MM. [N] et [M] [V] ont interjeté appel de ce jugement le 23 février 2021, intimant toutes les parties.

Par ordonnance du 23 juin 2021, le conseiller de la mise en état a déclaré irrecevable l'appel interjeté par MM. [N] et [M] [V].

Par arrêt du 16 décembre 2021, la cour statuant sur déféré, a confirmé l'ordonnance entreprise, et y ajoutant, a dit que l'appel est irrecevable dans les rapports entre MM. [N] et [M] [V] et les sociétés MMA IARD assurances SA et MMA IARD assurances mutuelles, la SCP [L] [E] [R] et [G] et M. [W] [P], et constaté que MM. [O] et [Y] ne contestaient pas la recevabilité de l'appel dirigé contre eux.

La clôture de l'instruction a été prononcée par ordonnance du 1er mars 2022.

MOYENS ET PRÉTENTIONS DES PARTIES

Aux termes de leurs dernières écritures transmises par voie électronique le 21 mai 2021, MM. [N] et [M] [V] demandent à la cour d'infirmer le jugement entrepris, d'annuler le contrat de prêt pour non-conformité à l'objet du contrat et vice du consentement, subsidiairement d'annuler le taux d'intérêt contractuel comme étant usuraire, plus subsidiairement d'annuler les intérêts contractuels pour non-conformité du TEG à la réglementation en vigueur, en tout état de cause condamner solidairement les intimés aux dépens et au paiement d'une somme de 5 000 euros sur le fondement de l'article 700 du code de procédure civile.
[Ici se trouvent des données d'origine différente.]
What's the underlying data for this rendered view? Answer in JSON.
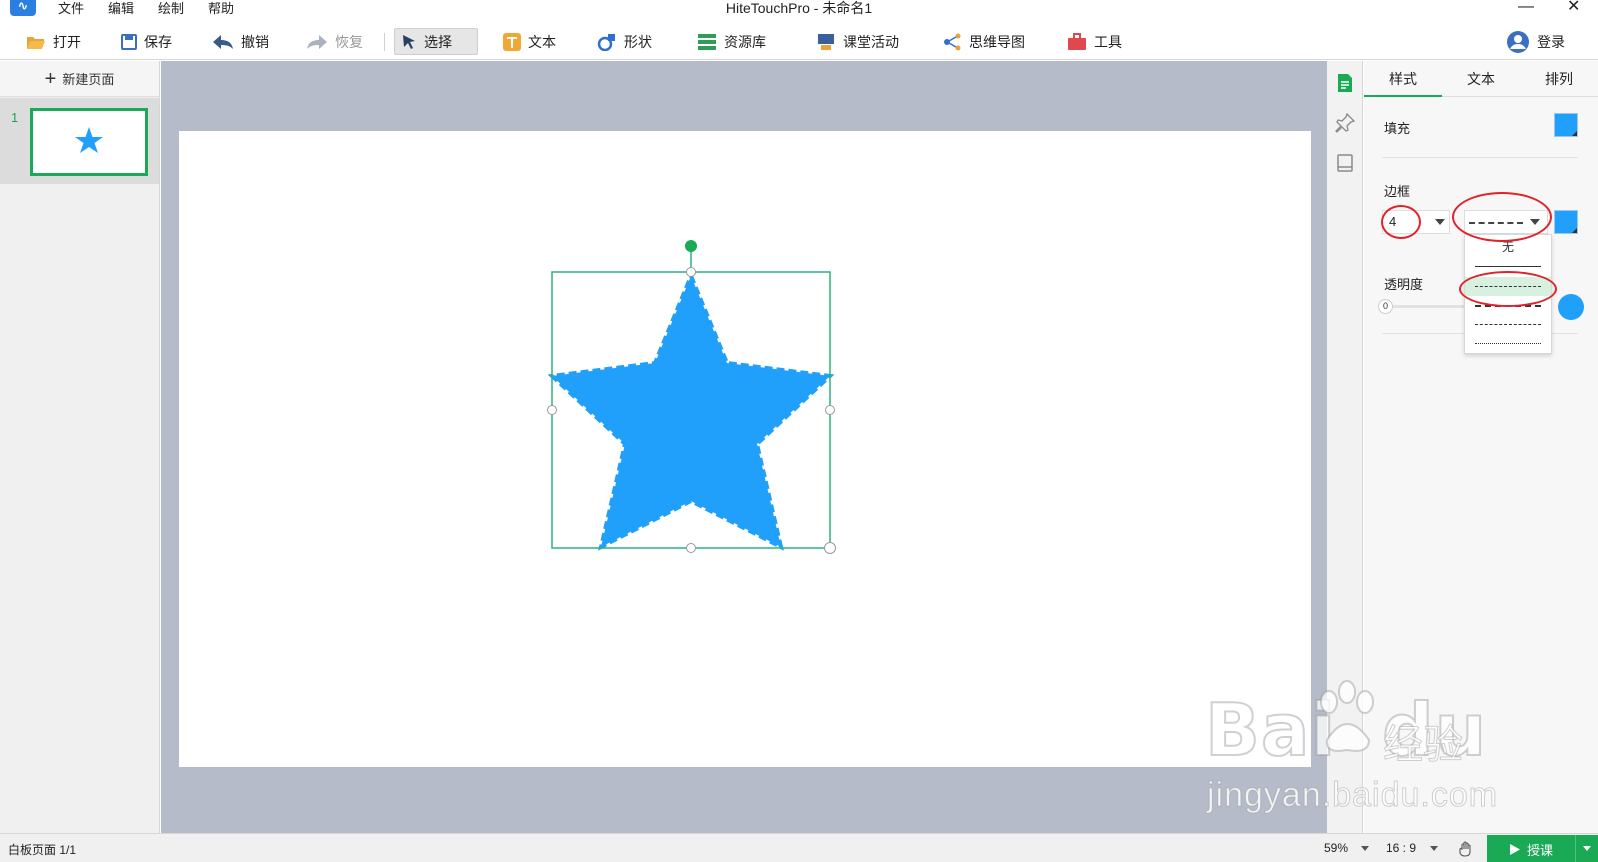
{
  "menu": {
    "items": [
      "文件",
      "编辑",
      "绘制",
      "帮助"
    ]
  },
  "window": {
    "title": "HiteTouchPro - 未命名1",
    "minimize": "—",
    "close": "✕"
  },
  "toolbar": {
    "open": "打开",
    "save": "保存",
    "undo": "撤销",
    "redo": "恢复",
    "select": "选择",
    "text": "文本",
    "shape": "形状",
    "resources": "资源库",
    "activities": "课堂活动",
    "mindmap": "思维导图",
    "tools": "工具",
    "login": "登录"
  },
  "pages_panel": {
    "new_page": "新建页面",
    "thumbnails": [
      {
        "number": "1"
      }
    ]
  },
  "canvas": {
    "shape": "star",
    "fill_color": "#21a0fb",
    "selection_color": "#2db37a",
    "rotate_handle_color": "#1aaa55"
  },
  "properties": {
    "tabs": [
      "样式",
      "文本",
      "排列"
    ],
    "active_tab": "样式",
    "fill_label": "填充",
    "fill_color": "#21a0fb",
    "border_label": "边框",
    "border_width": "4",
    "border_color": "#21a0fb",
    "border_style_selected": "dashed",
    "dropdown_options": [
      {
        "label": "无",
        "style": "none"
      },
      {
        "style": "solid"
      },
      {
        "style": "dashed",
        "selected": true
      },
      {
        "style": "dash-dot-long"
      },
      {
        "style": "dash-dot"
      },
      {
        "style": "dotted"
      }
    ],
    "opacity_label": "透明度",
    "opacity_value": "0",
    "opacity_color": "#21a0fb"
  },
  "status": {
    "page_info": "白板页面 1/1",
    "zoom": "59%",
    "ratio": "16 : 9",
    "teach": "授课"
  },
  "watermark": {
    "brand": "Bai",
    "brand2": "du",
    "cn": "经验",
    "url": "jingyan.baidu.com"
  }
}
Ils font valoir que la clause intitulée 'garantie du paiement des intérêts' organise en réalité un système d'intérêts précomptés permettant aux prêteurs d'encaisser des intérêts non échus, au surplus les intérêts sont calculés sur une partie du principal non remis à l'emprunteur puisque la totalité de la somme de 250 000 euros n'a pas été remise à M. [V] mais a été amputée d'un montant forfaitaire de 45 000 euros, de sorte que l'objet du contrat est affecté dans son quantum, l'emprunteur ayant été mis devant le fait accompli.

Subsidiairement ils soutiennent que le taux de 9% est usuraire, le taux de l'usure pour les crédits immobiliers à la date du prêt étant de 5,03%, et le taux pour les crédits consommation étant de 10,52%, or rien n'indique qu'il s'agissait d'un crédit consommation, l'objet du prêt étant le financement de travaux sur un lot de copropriété affecté à un usage professionnel détenu par une SCI familiale constituée entre le père et le fils. A défaut de précision dans l'acte les dispositions les plus favorables au consommateur doivent s'appliquer.
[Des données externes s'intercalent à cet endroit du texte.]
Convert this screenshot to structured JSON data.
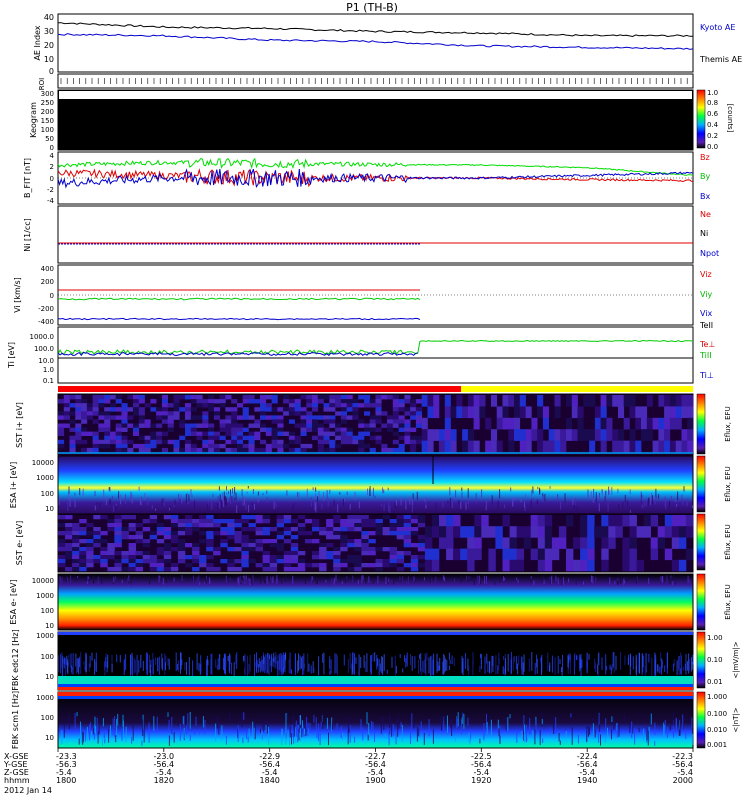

Très subsidiairement, ils invoquent un calcul erroné du TEG, les prêteurs semblant professionnels, or le taux indiqué ne répond à aucun des critères de calcul prescrits par les textes et notamment n'intègre pas le coût de l'information des cautions.

Aux termes de leurs dernières écritures transmises par voie électronique le 7 juin 2021, MM. [O] et [Y] concluent au rejet de l'appel principal, au débouté de MM. [N] et [M] [V] et à leur condamnation au paiement d'une somme de 5 000 euros sur le fondement de l'article 700 du code de procédure civile, subsidiairement sur appel provoqué, ils sollicitent la condamnation solidaire ou in solidum de M. [P] et des sociétés MMA à les indemniser de leur préjudice et en conséquence, au paiement des sommes de :

- 250 000 euros en principal,

- 87 780,82 euros, représentant l'intérêt contractuel de 9 % l'an à compter du 28 octobre 2015, majoré de 3 points en cas de retard, arrêtée au 27 octobre 2018, sous déduction des sommes de 11 300 euros pour la période du 28 octobre 2015 au 28 avril 2016, 9 754 euros et 3 000 euros, pour la période du 28 avril 2016 au 27 décembre 2016, et 2 174 euros réglée le 3 février 2017,

- 133 500 euros représentant la pénalité contractuelle de 5 €/jour par tranches de 10 000 euros, pour la période du 28 octobre 2015 au 27 octobre 2018,

- 22 881,34 euros représentant l'indemnité forfaitaire de 5%,

- les frais des procédures d'exécution forcée intentées à l'encontre de Messieurs [N] [S] et [M] [V],.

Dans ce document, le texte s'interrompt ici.